If speed is important, I think that this is a typical example in which compilation of a straightforward algorithm gives better results than making use of the advanced functions of Mathematica. Here is such a compiled function:

f= Compile[{{lst, _Integer, 1}}, Module[{result=0,counting=0},
  Do[ 
    If[n==counting+1,
      counting=n,
      If[counting>result, result=counting]; counting=If[n==1, 1, 0] ],
  {n, lst}];
  Max[{result, counting}]]]

On my computer, for a list of 10^6 positive integers, this function is more than 20 times faster than the splitting technique:

SeedRandom[42];
list=RandomInteger[{1,10},10^6];
Select[Split[list,#1+1==#2&],#[[1]]==1&]//Max // Timing
f[list] // Timing
fC[list] // Timing

(* {2.418016,5} *)
(* {0.109201,5} *)
(* {0.015600,5} *)

Here the function fC is identical to f, but compiled with the option CompilationTarget->"C". So when available, this gives another factor about 9.

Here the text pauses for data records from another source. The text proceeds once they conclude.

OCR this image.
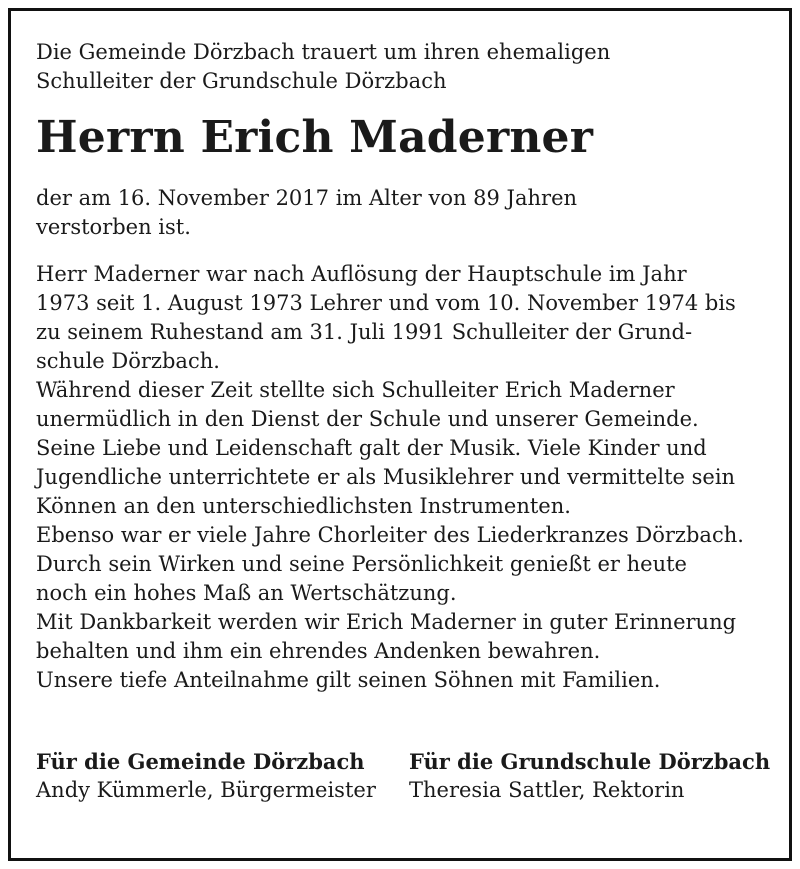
Die Gemeinde Dörzbach trauert um ihren ehemaligen
Schulleiter der Grundschule Dörzbach

Herrn Erich Maderner

der am 16. November 2017 im Alter von 89 Jahren
verstorben ist.

Herr Maderner war nach Auflösung der Hauptschule im Jahr
1973 seit 1. August 1973 Lehrer und vom 10. November 1974 bis
zu seinem Ruhestand am 31. Juli 1991 Schulleiter der Grund-
schule Dörzbach.
Während dieser Zeit stellte sich Schulleiter Erich Maderner
unermüdlich in den Dienst der Schule und unserer Gemeinde.
Seine Liebe und Leidenschaft galt der Musik. Viele Kinder und
Jugendliche unterrichtete er als Musiklehrer und vermittelte sein
Können an den unterschiedlichsten Instrumenten.
Ebenso war er viele Jahre Chorleiter des Liederkranzes Dörzbach.
Durch sein Wirken und seine Persönlichkeit genießt er heute
noch ein hohes Maß an Wertschätzung.
Mit Dankbarkeit werden wir Erich Maderner in guter Erinnerung
behalten und ihm ein ehrendes Andenken bewahren.
Unsere tiefe Anteilnahme gilt seinen Söhnen mit Familien.

Für die Gemeinde Dörzbach
Andy Kümmerle, Bürgermeister
Für die Grundschule Dörzbach
Theresia Sattler, Rektorin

This seems to be substantially faster.

extend[list_List, pos_List /; Length[pos] > 0, depth_Integer] := 
 extend[list, 
  pos[[Flatten[
      Position[list[[DeleteCases[Flatten[pos], Length[list]] + 1]], 
       depth + 1]]]] + 1, depth + 1]

extend[list_List, {}, depth_Integer] := depth - 1

extend[list, Position[list, 1], 1]

Also, using Max gives negative infinity when there is no element 1 in the list.

This seems analogous to Boyer-Moore. Therefore, a further improvement would be to extend the first matching substring as much as possible (let's say the length of the substring is n), and then at the second matching substring check to see if it could be longer (by checking the element n positions after the start of the second matching substring), etc.

SeedRandom[42];
list = RandomInteger[{1, 7}, 1000];
Select[Split[list, #1 + 1 == #2 &], #[[1]] == 1 &] // Max
(* 3*)